The judge just loved him and couldn't stop complementing him. He said I had a very special little guy. I was soooo proud! Here is a pic in the last line up. We are in the middle. The goat in the front got Grand Champ and the goat in the back got reserve. They were senior bucks and the goat in front is really nice! The judge told everyone to take a good look at Bambi and said he wouldn't hesitate to use him right now. :shocked: I've never had the judge complement my goat in front of everyone like that! He said he was very level along the topline on the move. Overall good appearance. And some other things but I don't remember them now. lol I was THRILLED! :wahoo:

So now Bambi has been to three shows and been first in his class every time! He also got junior reserve champ his first show and now Junior Grand Champ his third show! :leap:

I think I set his feet a little too far forward in the pics.. but these were the only pics my mom got. She was too busy watching!


----------



## Muddy Creek Farm (Oct 5, 2007)

Thats great! Congrats! I recognize that first buck. He is a Kingwood son I believe, so some of the same lines as your little guy.


----------



## RunAround (Feb 17, 2008)

Yep Kingwood son. That goat had me drooling! Very very uphill, but the pics don't show it. Judge loved him to! He asked if they were related. I was like yep! lol Bambi's granddad is Kingwood. 

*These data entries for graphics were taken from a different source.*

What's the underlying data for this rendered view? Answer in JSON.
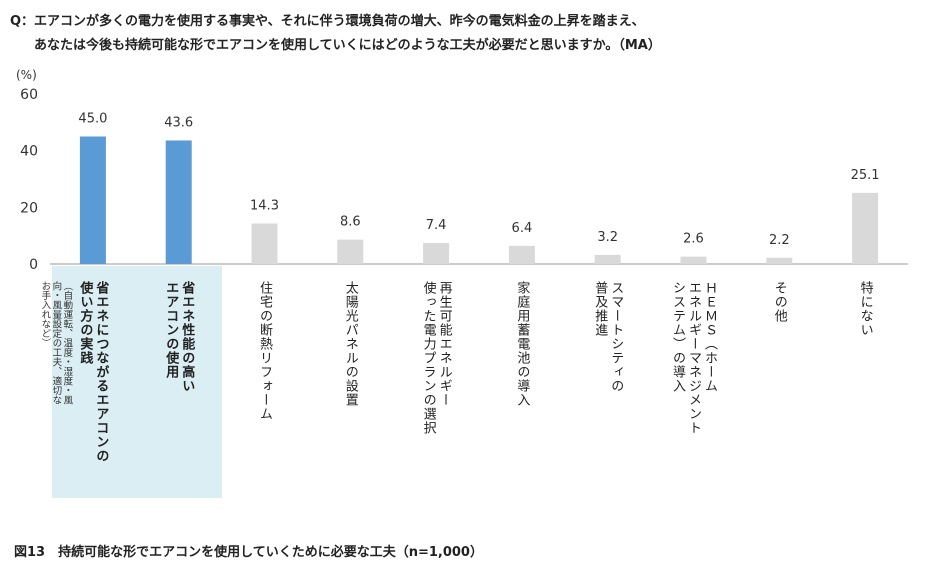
{
  "question": {
    "line1": "Q：エアコンが多くの電力を使用する事実や、それに伴う環境負荷の増大、昨今の電気料金の上昇を踏まえ、",
    "line2": "あなたは今後も持続可能な形でエアコンを使用していくにはどのような工夫が必要だと思いますか。（MA）"
  },
  "figure_caption": "図13　持続可能な形でエアコンを使用していくために必要な工夫（n=1,000）",
  "colors": {
    "highlight": "#5b9bd5",
    "normal": "#d9d9d9",
    "highlight_bg": "#daeef3",
    "axis": "#999999"
  },
  "chart_data": {
    "type": "bar",
    "yunit": "(%)",
    "ylim": [
      0,
      60
    ],
    "yticks": [
      "0",
      "20",
      "40",
      "60"
    ],
    "grid": false,
    "categories": [
      "省エネにつながるエアコンの使い方の実践",
      "省エネ性能の高いエアコンの使用",
      "住宅の断熱リフォーム",
      "太陽光パネルの設置",
      "再生可能エネルギー使った電力プランの選択",
      "家庭用蓄電池の導入",
      "スマートシティの普及推進",
      "ＨＥＭＳ（ホームエネルギーマネジメントシステム）の導入",
      "その他",
      "特にない"
    ],
    "category_lines": [
      [
        "省エネにつながるエアコンの",
        "使い方の実践"
      ],
      [
        "省エネ性能の高い",
        "エアコンの使用"
      ],
      [
        "住宅の断熱リフォーム"
      ],
      [
        "太陽光パネルの設置"
      ],
      [
        "再生可能エネルギー",
        "使った電力プランの選択"
      ],
      [
        "家庭用蓄電池の導入"
      ],
      [
        "スマートシティの",
        "普及推進"
      ],
      [
        "ＨＥＭＳ（ホーム",
        "エネルギーマネジメント",
        "システム）の導入"
      ],
      [
        "その他"
      ],
      [
        "特にない"
      ]
    ],
    "category_notes": [
      "（自動運転、温度・湿度・風向・風量設定の工夫、適切なお手入れなど）"
    ],
    "values": [
      45.0,
      43.6,
      14.3,
      8.6,
      7.4,
      6.4,
      3.2,
      2.6,
      2.2,
      25.1
    ],
    "value_labels": [
      "45.0",
      "43.6",
      "14.3",
      "8.6",
      "7.4",
      "6.4",
      "3.2",
      "2.6",
      "2.2",
      "25.1"
    ],
    "highlighted": [
      true,
      true,
      false,
      false,
      false,
      false,
      false,
      false,
      false,
      false
    ]
  }
}
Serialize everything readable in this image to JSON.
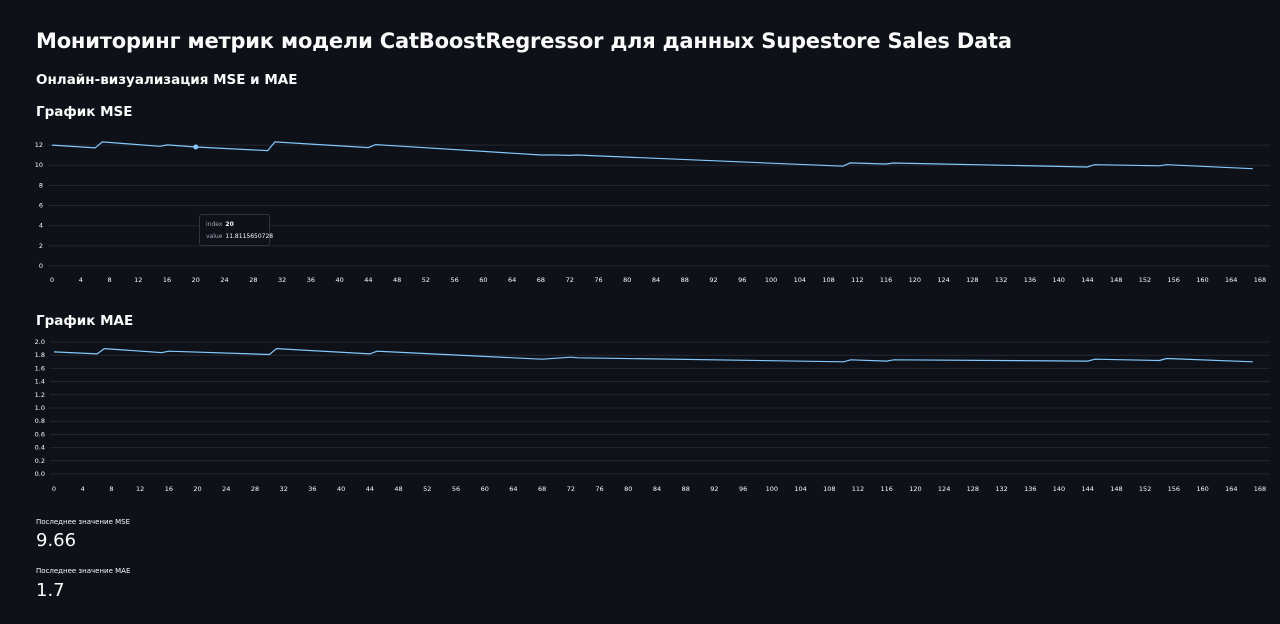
{
  "page": {
    "title": "Мониторинг метрик модели CatBoostRegressor для данных Supestore Sales Data",
    "subtitle": "Онлайн-визуализация MSE и MAE",
    "mse_heading": "График MSE",
    "mae_heading": "График MAE"
  },
  "metrics": {
    "mse_label": "Последнее значение MSE",
    "mse_value": "9.66",
    "mae_label": "Последнее значение MAE",
    "mae_value": "1.7"
  },
  "tooltip": {
    "index_label": "index",
    "index_value": "20",
    "value_label": "value",
    "value_value": "11.8115650728"
  },
  "colors": {
    "background": "#0e1117",
    "line": "#83c9ff",
    "grid": "#262730",
    "text": "#fafafa"
  },
  "chart_data": [
    {
      "type": "line",
      "title": "График MSE",
      "xlim": [
        0,
        168
      ],
      "ylim": [
        0,
        13
      ],
      "grid": true,
      "x_ticks": [
        0,
        4,
        8,
        12,
        16,
        20,
        24,
        28,
        32,
        36,
        40,
        44,
        48,
        52,
        56,
        60,
        64,
        68,
        72,
        76,
        80,
        84,
        88,
        92,
        96,
        100,
        104,
        108,
        112,
        116,
        120,
        124,
        128,
        132,
        136,
        140,
        144,
        148,
        152,
        156,
        160,
        164,
        168
      ],
      "y_ticks": [
        0,
        2,
        4,
        6,
        8,
        10,
        12
      ],
      "x": [
        0,
        6,
        7,
        15,
        16,
        20,
        30,
        31,
        44,
        45,
        68,
        70,
        72,
        73,
        110,
        111,
        116,
        117,
        144,
        145,
        154,
        155,
        167
      ],
      "y": [
        12.0,
        11.72,
        12.32,
        11.88,
        12.02,
        11.81,
        11.45,
        12.32,
        11.75,
        12.05,
        11.02,
        11.02,
        10.98,
        11.02,
        9.9,
        10.23,
        10.12,
        10.22,
        9.82,
        10.05,
        9.94,
        10.05,
        9.66
      ],
      "highlight_index": 20
    },
    {
      "type": "line",
      "title": "График MAE",
      "xlim": [
        0,
        168
      ],
      "ylim": [
        0,
        2.0
      ],
      "grid": true,
      "x_ticks": [
        0,
        4,
        8,
        12,
        16,
        20,
        24,
        28,
        32,
        36,
        40,
        44,
        48,
        52,
        56,
        60,
        64,
        68,
        72,
        76,
        80,
        84,
        88,
        92,
        96,
        100,
        104,
        108,
        112,
        116,
        120,
        124,
        128,
        132,
        136,
        140,
        144,
        148,
        152,
        156,
        160,
        164,
        168
      ],
      "y_ticks": [
        0.0,
        0.2,
        0.4,
        0.6,
        0.8,
        1.0,
        1.2,
        1.4,
        1.6,
        1.8,
        2.0
      ],
      "y_tick_labels": [
        "0.0",
        "0.2",
        "0.4",
        "0.6",
        "0.8",
        "1.0",
        "1.2",
        "1.4",
        "1.6",
        "1.8",
        "2.0"
      ],
      "x": [
        0,
        6,
        7,
        15,
        16,
        30,
        31,
        44,
        45,
        68,
        72,
        73,
        110,
        111,
        116,
        117,
        144,
        145,
        154,
        155,
        167
      ],
      "y": [
        1.85,
        1.82,
        1.9,
        1.84,
        1.86,
        1.81,
        1.9,
        1.82,
        1.86,
        1.74,
        1.77,
        1.76,
        1.7,
        1.73,
        1.71,
        1.73,
        1.71,
        1.74,
        1.72,
        1.75,
        1.7
      ]
    }
  ]
}
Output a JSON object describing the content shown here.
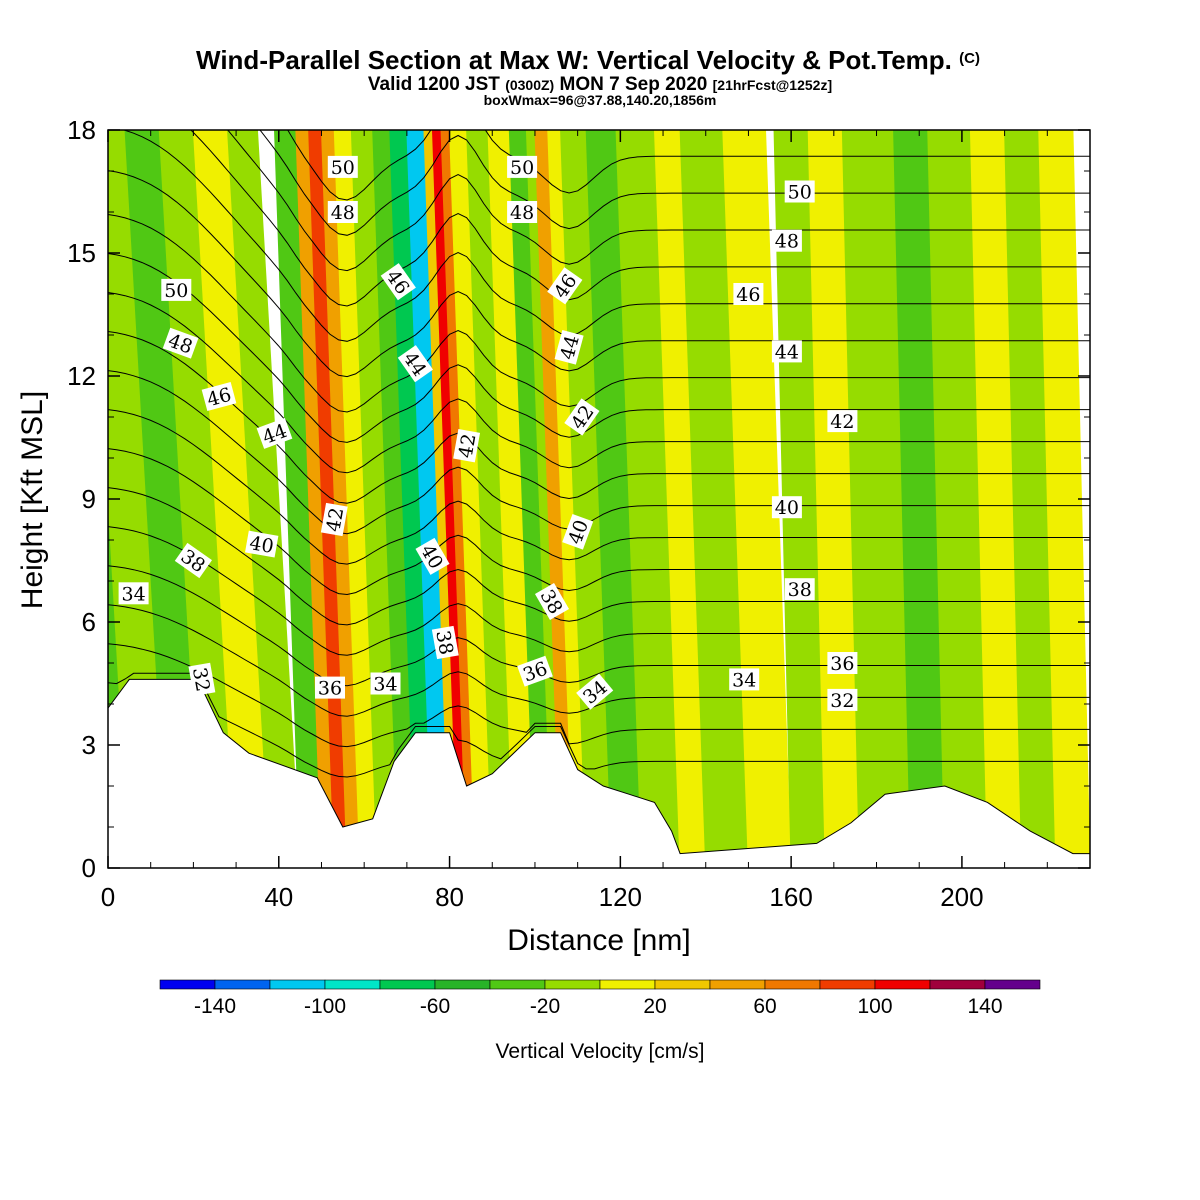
{
  "chart_data": {
    "type": "heatmap",
    "title": "Wind-Parallel Section at Max W: Vertical Velocity & Pot.Temp.",
    "title_mark": "(C)",
    "subtitle_parts": [
      "Valid 1200 JST",
      "(0300Z)",
      "MON 7 Sep 2020",
      "[21hrFcst@1252z]"
    ],
    "subtitle2": "boxWmax=96@37.88,140.20,1856m",
    "xlabel": "Distance [nm]",
    "ylabel": "Height [Kft MSL]",
    "xlim": [
      0,
      230
    ],
    "ylim": [
      0,
      18
    ],
    "x_ticks": [
      0,
      40,
      80,
      120,
      160,
      200
    ],
    "x_tick_labels": [
      "0",
      "40",
      "80",
      "120",
      "160",
      "200"
    ],
    "y_ticks": [
      0,
      3,
      6,
      9,
      12,
      15,
      18
    ],
    "y_tick_labels": [
      "0",
      "3",
      "6",
      "9",
      "12",
      "15",
      "18"
    ],
    "colorbar": {
      "label": "Vertical Velocity [cm/s]",
      "boundaries": [
        -160,
        -140,
        -120,
        -100,
        -80,
        -60,
        -40,
        -20,
        0,
        20,
        40,
        60,
        80,
        100,
        120,
        140,
        160
      ],
      "colors": [
        "#0000f0",
        "#0064f0",
        "#00c8f0",
        "#00e6c8",
        "#00c850",
        "#28b428",
        "#50c814",
        "#96dc00",
        "#f0f000",
        "#f0c800",
        "#f0a000",
        "#f07800",
        "#f03c00",
        "#f00000",
        "#a0003c",
        "#64008c"
      ],
      "tick_values": [
        -140,
        -100,
        -60,
        -20,
        20,
        60,
        100,
        140
      ],
      "tick_labels": [
        "-140",
        "-100",
        "-60",
        "-20",
        "20",
        "60",
        "100",
        "140"
      ]
    },
    "bands": [
      {
        "x0": 0,
        "x1": 5,
        "w": -40
      },
      {
        "x0": 5,
        "x1": 14,
        "w": -20
      },
      {
        "x0": 14,
        "x1": 22,
        "w": -40
      },
      {
        "x0": 22,
        "x1": 30,
        "w": -20
      },
      {
        "x0": 30,
        "x1": 38,
        "w": 10
      },
      {
        "x0": 38,
        "x1": 45,
        "w": -20
      },
      {
        "x0": 45,
        "x1": 50,
        "w": -40
      },
      {
        "x0": 50,
        "x1": 53,
        "w": 50
      },
      {
        "x0": 53,
        "x1": 56,
        "w": 80
      },
      {
        "x0": 56,
        "x1": 59,
        "w": 50
      },
      {
        "x0": 59,
        "x1": 63,
        "w": 10
      },
      {
        "x0": 63,
        "x1": 68,
        "w": -20
      },
      {
        "x0": 68,
        "x1": 72,
        "w": -40
      },
      {
        "x0": 72,
        "x1": 76,
        "w": -70
      },
      {
        "x0": 76,
        "x1": 80,
        "w": -110
      },
      {
        "x0": 80,
        "x1": 82,
        "w": 30
      },
      {
        "x0": 82,
        "x1": 84,
        "w": 110
      },
      {
        "x0": 84,
        "x1": 86,
        "w": 70
      },
      {
        "x0": 86,
        "x1": 90,
        "w": 10
      },
      {
        "x0": 90,
        "x1": 95,
        "w": -20
      },
      {
        "x0": 95,
        "x1": 100,
        "w": 10
      },
      {
        "x0": 100,
        "x1": 104,
        "w": -40
      },
      {
        "x0": 104,
        "x1": 106,
        "w": -20
      },
      {
        "x0": 106,
        "x1": 109,
        "w": 50
      },
      {
        "x0": 109,
        "x1": 112,
        "w": 10
      },
      {
        "x0": 112,
        "x1": 118,
        "w": -20
      },
      {
        "x0": 118,
        "x1": 125,
        "w": -40
      },
      {
        "x0": 125,
        "x1": 134,
        "w": -20
      },
      {
        "x0": 134,
        "x1": 140,
        "w": 10
      },
      {
        "x0": 140,
        "x1": 150,
        "w": -20
      },
      {
        "x0": 150,
        "x1": 160,
        "w": 10
      },
      {
        "x0": 160,
        "x1": 168,
        "w": -20
      },
      {
        "x0": 168,
        "x1": 176,
        "w": 10
      },
      {
        "x0": 176,
        "x1": 188,
        "w": -20
      },
      {
        "x0": 188,
        "x1": 196,
        "w": -40
      },
      {
        "x0": 196,
        "x1": 206,
        "w": -20
      },
      {
        "x0": 206,
        "x1": 214,
        "w": 10
      },
      {
        "x0": 214,
        "x1": 222,
        "w": -20
      },
      {
        "x0": 222,
        "x1": 230,
        "w": 10
      }
    ],
    "terrain": [
      [
        0,
        3.9
      ],
      [
        5,
        4.6
      ],
      [
        21,
        4.6
      ],
      [
        27,
        3.3
      ],
      [
        33,
        2.8
      ],
      [
        49,
        2.2
      ],
      [
        55,
        1.0
      ],
      [
        62,
        1.2
      ],
      [
        67,
        2.6
      ],
      [
        72,
        3.3
      ],
      [
        80,
        3.3
      ],
      [
        84,
        2.0
      ],
      [
        90,
        2.3
      ],
      [
        100,
        3.3
      ],
      [
        106,
        3.3
      ],
      [
        110,
        2.4
      ],
      [
        116,
        2.0
      ],
      [
        122,
        1.8
      ],
      [
        128,
        1.6
      ],
      [
        132,
        0.9
      ],
      [
        134,
        0.35
      ],
      [
        166,
        0.6
      ],
      [
        174,
        1.1
      ],
      [
        182,
        1.8
      ],
      [
        196,
        2.0
      ],
      [
        206,
        1.6
      ],
      [
        216,
        0.9
      ],
      [
        226,
        0.35
      ],
      [
        230,
        0.35
      ]
    ],
    "theta_levels": [
      32,
      33,
      34,
      35,
      36,
      37,
      38,
      39,
      40,
      41,
      42,
      43,
      44,
      45,
      46,
      47,
      48,
      49,
      50
    ],
    "contour_labels": [
      {
        "text": "50",
        "x": 55,
        "y": 17.1,
        "angle": 0
      },
      {
        "text": "48",
        "x": 55,
        "y": 16.0,
        "angle": 0
      },
      {
        "text": "50",
        "x": 97,
        "y": 17.1,
        "angle": 0
      },
      {
        "text": "48",
        "x": 97,
        "y": 16.0,
        "angle": 0
      },
      {
        "text": "50",
        "x": 162,
        "y": 16.5,
        "angle": 0
      },
      {
        "text": "48",
        "x": 159,
        "y": 15.3,
        "angle": 0
      },
      {
        "text": "46",
        "x": 150,
        "y": 14.0,
        "angle": 0
      },
      {
        "text": "44",
        "x": 159,
        "y": 12.6,
        "angle": 0
      },
      {
        "text": "42",
        "x": 172,
        "y": 10.9,
        "angle": 0
      },
      {
        "text": "40",
        "x": 159,
        "y": 8.8,
        "angle": 0
      },
      {
        "text": "38",
        "x": 162,
        "y": 6.8,
        "angle": 0
      },
      {
        "text": "36",
        "x": 172,
        "y": 5.0,
        "angle": 0
      },
      {
        "text": "34",
        "x": 149,
        "y": 4.6,
        "angle": 0
      },
      {
        "text": "32",
        "x": 172,
        "y": 4.1,
        "angle": 0
      },
      {
        "text": "50",
        "x": 16,
        "y": 14.1,
        "angle": 0
      },
      {
        "text": "48",
        "x": 17,
        "y": 12.8,
        "angle": 20
      },
      {
        "text": "46",
        "x": 26,
        "y": 11.5,
        "angle": -15
      },
      {
        "text": "44",
        "x": 39,
        "y": 10.6,
        "angle": -20
      },
      {
        "text": "38",
        "x": 20,
        "y": 7.5,
        "angle": 35
      },
      {
        "text": "40",
        "x": 36,
        "y": 7.9,
        "angle": 10
      },
      {
        "text": "34",
        "x": 6,
        "y": 6.7,
        "angle": 0
      },
      {
        "text": "32",
        "x": 22,
        "y": 4.6,
        "angle": 80
      },
      {
        "text": "46",
        "x": 68,
        "y": 14.3,
        "angle": 55
      },
      {
        "text": "44",
        "x": 72,
        "y": 12.3,
        "angle": 55
      },
      {
        "text": "42",
        "x": 53,
        "y": 8.5,
        "angle": -80
      },
      {
        "text": "40",
        "x": 76,
        "y": 7.6,
        "angle": 60
      },
      {
        "text": "38",
        "x": 79,
        "y": 5.5,
        "angle": 80
      },
      {
        "text": "36",
        "x": 52,
        "y": 4.4,
        "angle": 0
      },
      {
        "text": "34",
        "x": 65,
        "y": 4.5,
        "angle": 0
      },
      {
        "text": "42",
        "x": 84,
        "y": 10.3,
        "angle": -80
      },
      {
        "text": "46",
        "x": 107,
        "y": 14.2,
        "angle": -55
      },
      {
        "text": "44",
        "x": 108,
        "y": 12.7,
        "angle": -75
      },
      {
        "text": "42",
        "x": 111,
        "y": 11.0,
        "angle": -55
      },
      {
        "text": "40",
        "x": 110,
        "y": 8.2,
        "angle": -70
      },
      {
        "text": "38",
        "x": 104,
        "y": 6.5,
        "angle": 60
      },
      {
        "text": "36",
        "x": 100,
        "y": 4.8,
        "angle": -20
      },
      {
        "text": "34",
        "x": 114,
        "y": 4.3,
        "angle": -40
      }
    ]
  }
}
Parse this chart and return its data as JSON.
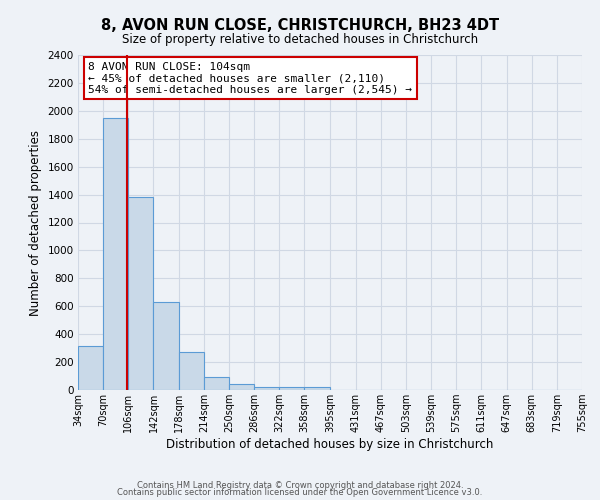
{
  "title": "8, AVON RUN CLOSE, CHRISTCHURCH, BH23 4DT",
  "subtitle": "Size of property relative to detached houses in Christchurch",
  "xlabel": "Distribution of detached houses by size in Christchurch",
  "ylabel": "Number of detached properties",
  "footer_line1": "Contains HM Land Registry data © Crown copyright and database right 2024.",
  "footer_line2": "Contains public sector information licensed under the Open Government Licence v3.0.",
  "bin_labels": [
    "34sqm",
    "70sqm",
    "106sqm",
    "142sqm",
    "178sqm",
    "214sqm",
    "250sqm",
    "286sqm",
    "322sqm",
    "358sqm",
    "395sqm",
    "431sqm",
    "467sqm",
    "503sqm",
    "539sqm",
    "575sqm",
    "611sqm",
    "647sqm",
    "683sqm",
    "719sqm",
    "755sqm"
  ],
  "bar_values": [
    315,
    1950,
    1380,
    630,
    275,
    95,
    45,
    25,
    20,
    18,
    0,
    0,
    0,
    0,
    0,
    0,
    0,
    0,
    0,
    0
  ],
  "bin_edges": [
    34,
    70,
    106,
    142,
    178,
    214,
    250,
    286,
    322,
    358,
    395,
    431,
    467,
    503,
    539,
    575,
    611,
    647,
    683,
    719,
    755
  ],
  "bar_color": "#c9d9e8",
  "bar_edge_color": "#5b9bd5",
  "grid_color": "#d0d8e4",
  "background_color": "#eef2f7",
  "vline_x": 104,
  "vline_color": "#cc0000",
  "annotation_line1": "8 AVON RUN CLOSE: 104sqm",
  "annotation_line2": "← 45% of detached houses are smaller (2,110)",
  "annotation_line3": "54% of semi-detached houses are larger (2,545) →",
  "annotation_box_color": "#ffffff",
  "annotation_box_edge_color": "#cc0000",
  "ylim": [
    0,
    2400
  ],
  "yticks": [
    0,
    200,
    400,
    600,
    800,
    1000,
    1200,
    1400,
    1600,
    1800,
    2000,
    2200,
    2400
  ]
}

How do you know all these goats? It seems like I will never know them all. lol


----------



## Muddy Creek Farm (Oct 5, 2007)

I will never reveal my secrets :shades: LOL.

Congrats again!


----------



## KW Farms (Jun 21, 2008)

Oh how exciting! Congrats!!!


----------



## StaceyRosado (Oct 5, 2007)

wahooo!! and I have his full sister.  

How are his legs? angies toe out a bit and she walks with her hocks a little to close (or that is what I was told)


----------



## RunAround (Feb 17, 2008)

They toe out a little, but not bad at all. His back legs are very straight. Angie may be a bit like her mom she tends to have her hocks turned in when you look at her and when you look away she goes straight! grrr. With an udder on there it will make it harder for her to cow hock. :wink: I really can't wait to see her udder. :thumbup:


----------



## StaceyRosado (Oct 5, 2007)

I will see if I can get a video of her on the move and then you can let me know how simular she is to her brother.


----------



## fritzie (Oct 6, 2007)

:stars: congrats that is a great win. he sure is a handsome little guy. i can see why the judge loved him


----------



## liz (Oct 5, 2007)

Congratulations!! Yep...he sure does look great and to have a relative being shown at the same time is a good thing to see also...Bambi is gonna grow to be a handsome stud :greengrin:


----------



## Epona142 (May 26, 2008)

What a handsome little fellow!! Congratulations!

:stars: 

On a side note...I LOVE those beards! I can't wait till I have a buck and he gets a big handsome beard! :greengrin:


----------